C’est avec ces sentimens mélangés, où l’inquiétude pourtant dominait, que devait être abordé le devoir de conduire dans des voies nouvelles, devenues si hasardeuses, la politique de la France. Si le regard devait toujours être fixé sur le point faible de notre défense désormais soumis à une si redoutable pression, il n’était pas cependant interdit d’espérer que cette situation violente aurait un terme, et qu’un jour plus ou moins prochain, dont Dieu seul connaissait l’heure, viendrait dégager notre patrie de l’étreinte de fer où on l’avait enserrée. Il était permis de hâter l’avènement de cette délivrance de nos vœux : un désir si naturel et si bien justifié par l’excès de gêne qui nous était imposé ne pouvait être dans l’esprit de personne un sujet ni d’étonnement ni de blâme. Il y a des choses qui parlent quand les hommes se taisent, et des sous-entendus que tout le monde entend. Ne pense-t-on plus, ne sent-on plus de même aujourd’hui ? La vivacité de ces impressions de la première heure s’est-elle amortie par l’effet du temps et de ce que le poète a si bien appelé les légères années ? Une génération s’élève qui ne voit que la cicatrice de nos blessures et la trace de nos larmes, ne comprend-elle plus ni nos souvenirs ni nos craintes ? Voit-elle sans émotion, sous une garde étrangère, les lieux témoins de tant de gloire et de souffrances où l’aïeul a tant de fois vaincu, où le père a succombé ? Se trouve-t-elle à l’aise et en sécurité dans la limite étroite et ouverte par de si larges brèches qu’on nous a tracée ? Je l’entends parfois dire, mais j’hésite et j’aurais regret à le croire. Ce serait faire tort à sa clairvoyance plus encore qu’à la générosité de ses sentimens.

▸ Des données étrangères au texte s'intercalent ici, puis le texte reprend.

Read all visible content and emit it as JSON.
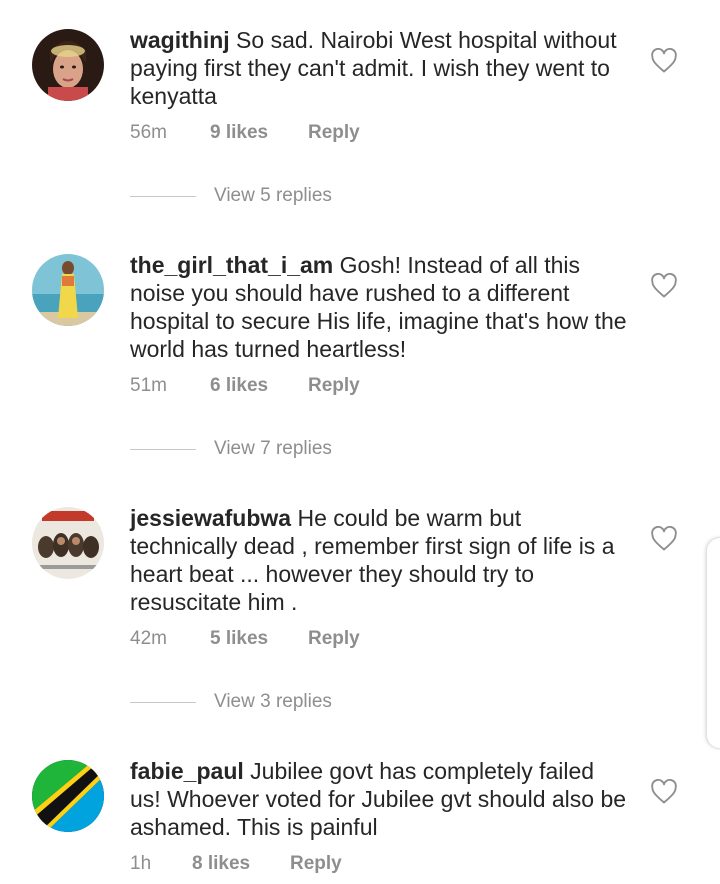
{
  "comments": [
    {
      "username": "wagithinj",
      "text": " So sad. Nairobi West hospital without paying first they can't admit. I wish they went to kenyatta",
      "time": "56m",
      "likes": "9 likes",
      "reply": "Reply",
      "view_replies": "View 5 replies",
      "avatar_icon": "profile-photo-woman"
    },
    {
      "username": "the_girl_that_i_am",
      "text": " Gosh! Instead of all this noise you should have rushed to a different hospital to secure His life, imagine that's how the world has turned heartless!",
      "time": "51m",
      "likes": "6 likes",
      "reply": "Reply",
      "view_replies": "View 7 replies",
      "avatar_icon": "profile-photo-beach"
    },
    {
      "username": "jessiewafubwa",
      "text": " He could be warm but technically dead , remember first sign of life is a heart beat ... however they should try to resuscitate him .",
      "time": "42m",
      "likes": "5 likes",
      "reply": "Reply",
      "view_replies": "View 3 replies",
      "avatar_icon": "profile-photo-monkeys"
    },
    {
      "username": "fabie_paul",
      "text": " Jubilee govt has completely failed us! Whoever voted for Jubilee gvt should also be ashamed. This is painful",
      "time": "1h",
      "likes": "8 likes",
      "reply": "Reply",
      "avatar_icon": "tanzania-flag"
    }
  ],
  "colors": {
    "text": "#262626",
    "secondary": "#8e8e8e",
    "divider": "#c7c7c7"
  },
  "icons": {
    "like": "heart-outline-icon"
  }
}
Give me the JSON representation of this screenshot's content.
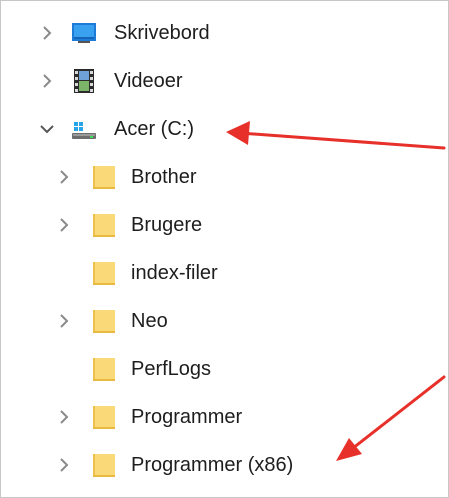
{
  "tree": {
    "items": [
      {
        "label": "Skrivebord",
        "icon": "desktop-icon",
        "expander": "collapsed"
      },
      {
        "label": "Videoer",
        "icon": "video-folder-icon",
        "expander": "collapsed"
      },
      {
        "label": "Acer (C:)",
        "icon": "drive-icon",
        "expander": "expanded"
      },
      {
        "label": "Brother",
        "icon": "folder-icon",
        "expander": "collapsed"
      },
      {
        "label": "Brugere",
        "icon": "folder-icon",
        "expander": "collapsed"
      },
      {
        "label": "index-filer",
        "icon": "folder-icon",
        "expander": "none"
      },
      {
        "label": "Neo",
        "icon": "folder-icon",
        "expander": "collapsed"
      },
      {
        "label": "PerfLogs",
        "icon": "folder-icon",
        "expander": "none"
      },
      {
        "label": "Programmer",
        "icon": "folder-icon",
        "expander": "collapsed"
      },
      {
        "label": "Programmer (x86)",
        "icon": "folder-icon",
        "expander": "collapsed"
      }
    ]
  },
  "annotations": {
    "arrow_color": "#e8302a"
  },
  "colors": {
    "folder": "#f9d978",
    "chevron": "#8a8a8a",
    "text": "#1e1e1e"
  }
}
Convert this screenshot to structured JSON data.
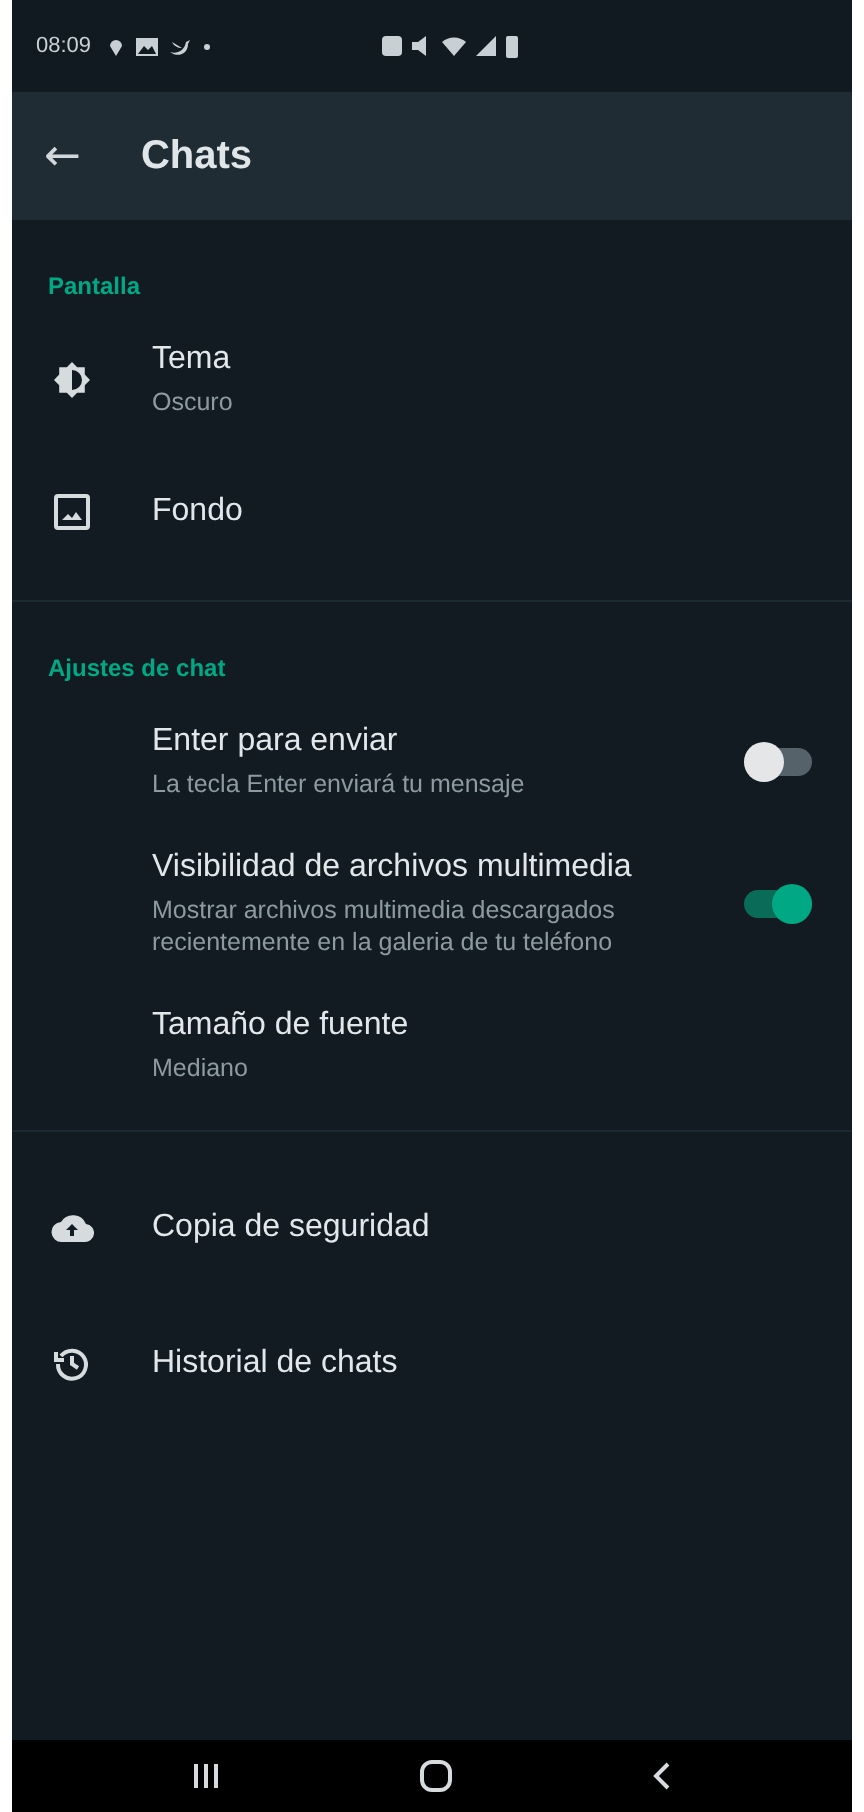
{
  "status_bar": {
    "time": "08:09"
  },
  "app_bar": {
    "back": "←",
    "title": "Chats"
  },
  "sections": [
    {
      "title": "Pantalla",
      "items": [
        {
          "kind": "icon",
          "title": "Tema",
          "subtitle": "Oscuro"
        },
        {
          "kind": "icon",
          "title": "Fondo"
        }
      ]
    },
    {
      "title": "Ajustes de chat",
      "items": [
        {
          "kind": "toggle",
          "title": "Enter para enviar",
          "subtitle": "La tecla Enter enviará tu mensaje",
          "on": false
        },
        {
          "kind": "toggle",
          "title": "Visibilidad de archivos multimedia",
          "subtitle": "Mostrar archivos multimedia descargados recientemente en la galeria de tu teléfono",
          "on": true
        },
        {
          "kind": "plain",
          "title": "Tamaño de fuente",
          "subtitle": "Mediano"
        }
      ]
    },
    {
      "items": [
        {
          "kind": "icon",
          "title": "Copia de seguridad"
        },
        {
          "kind": "icon",
          "title": "Historial de chats"
        }
      ]
    }
  ]
}
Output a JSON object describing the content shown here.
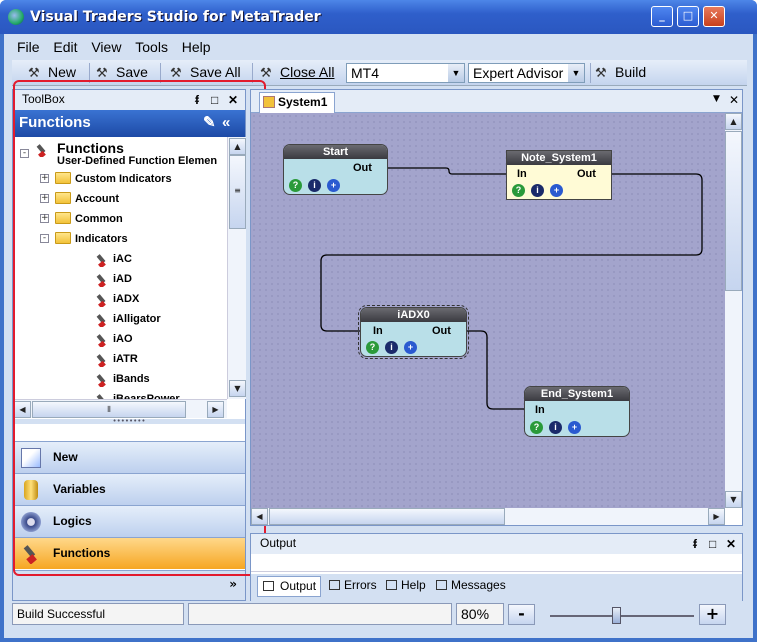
{
  "window": {
    "title": "Visual Traders Studio for MetaTrader"
  },
  "menu": [
    "File",
    "Edit",
    "View",
    "Tools",
    "Help"
  ],
  "toolbar": {
    "new": "New",
    "save": "Save",
    "save_all": "Save All",
    "close_all": "Close All",
    "platform": "MT4",
    "type": "Expert Advisor",
    "build": "Build"
  },
  "toolbox": {
    "title": "ToolBox",
    "header": "Functions"
  },
  "tree": {
    "root": "Functions",
    "root_sub": "User-Defined Function Elemen",
    "folders": [
      "Custom Indicators",
      "Account",
      "Common",
      "Indicators"
    ],
    "items": [
      "iAC",
      "iAD",
      "iADX",
      "iAlligator",
      "iAO",
      "iATR",
      "iBands",
      "iBearsPower"
    ]
  },
  "nav": [
    "New",
    "Variables",
    "Logics",
    "Functions"
  ],
  "document": {
    "tab": "System1"
  },
  "blocks": {
    "start": {
      "title": "Start",
      "out": "Out"
    },
    "note": {
      "title": "Note_System1",
      "in": "In",
      "out": "Out"
    },
    "iadx": {
      "title": "iADX0",
      "in": "In",
      "out": "Out"
    },
    "end": {
      "title": "End_System1",
      "in": "In"
    }
  },
  "output": {
    "title": "Output",
    "tabs": [
      "Output",
      "Errors",
      "Help",
      "Messages"
    ]
  },
  "status": {
    "message": "Build Successful",
    "zoom": "80%",
    "zoom_minus": "-",
    "zoom_plus": "+"
  },
  "colors": {
    "titlebar": "#2f5fcb",
    "canvas": "#a3a4cc",
    "active_nav": "#f6a622",
    "highlight": "#e21b2e"
  }
}
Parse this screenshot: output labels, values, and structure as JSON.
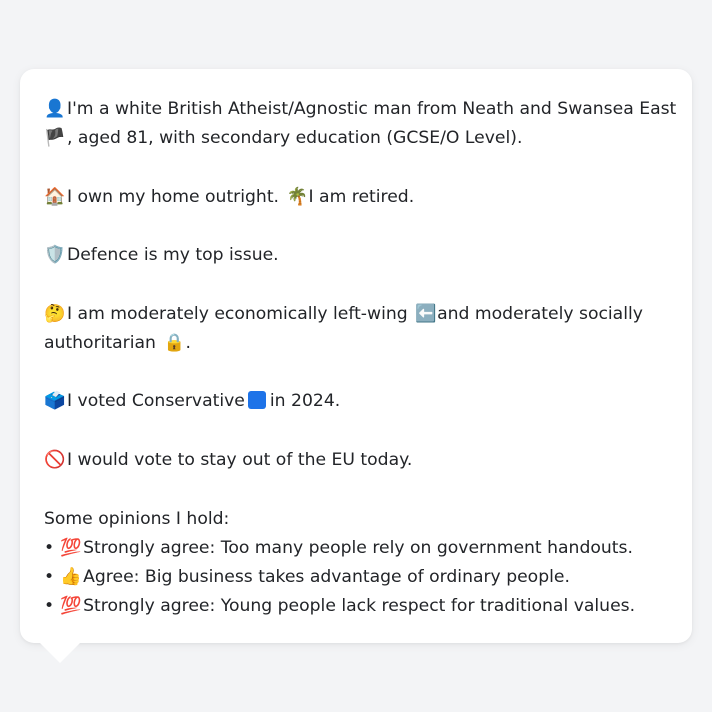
{
  "profile": {
    "line1a": "I'm a white British Atheist/Agnostic man from Neath and Swansea East",
    "line1b": ", aged 81, with secondary education (GCSE/O Level).",
    "home": "I own my home outright.",
    "retired": "I am retired.",
    "issue": "Defence is my top issue.",
    "econ_a": "I am moderately economically left-wing",
    "econ_b": "and moderately socially",
    "econ_c": "authoritarian",
    "econ_c_end": ".",
    "vote_a": "I voted Conservative",
    "vote_b": "in 2024.",
    "eu": "I would vote to stay out of the EU today.",
    "opinions_heading": "Some opinions I hold:",
    "opinions": [
      {
        "emoji": "💯",
        "text": "Strongly agree: Too many people rely on government handouts."
      },
      {
        "emoji": "👍",
        "text": "Agree: Big business takes advantage of ordinary people."
      },
      {
        "emoji": "💯",
        "text": "Strongly agree: Young people lack respect for traditional values."
      }
    ]
  },
  "icons": {
    "person": "👤",
    "wales_flag": "🏴",
    "house": "🏠",
    "palm": "🌴",
    "shield": "🛡️",
    "thinking": "🤔",
    "left_arrow": "⬅️",
    "lock": "🔒",
    "ballot": "🗳️",
    "no_entry": "🚫",
    "bullet": "•"
  },
  "colors": {
    "conservative_square": "#1e73e8",
    "left_arrow_bg": "#6b7f99"
  }
}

Mais comment s’y prendre pourtant pour rester rigoureusement fidèles à la lettre même de nos obligations, pour éviter jusqu’à l’apparence de vouloir, par une agitation impatiente, livrer le repos du monde à de nouveaux hasards, et en même temps, pour mettre la France en mesure de se tenir prête à toutes les chances de l’avenir, et de répondre à tous les appels de la fortune ? Le problème aurait pu paraître impossible à résoudre si nous n’avions eu sous nos yeux une épreuve pareille dont un gouvernement sage venait de sortir à son honneur.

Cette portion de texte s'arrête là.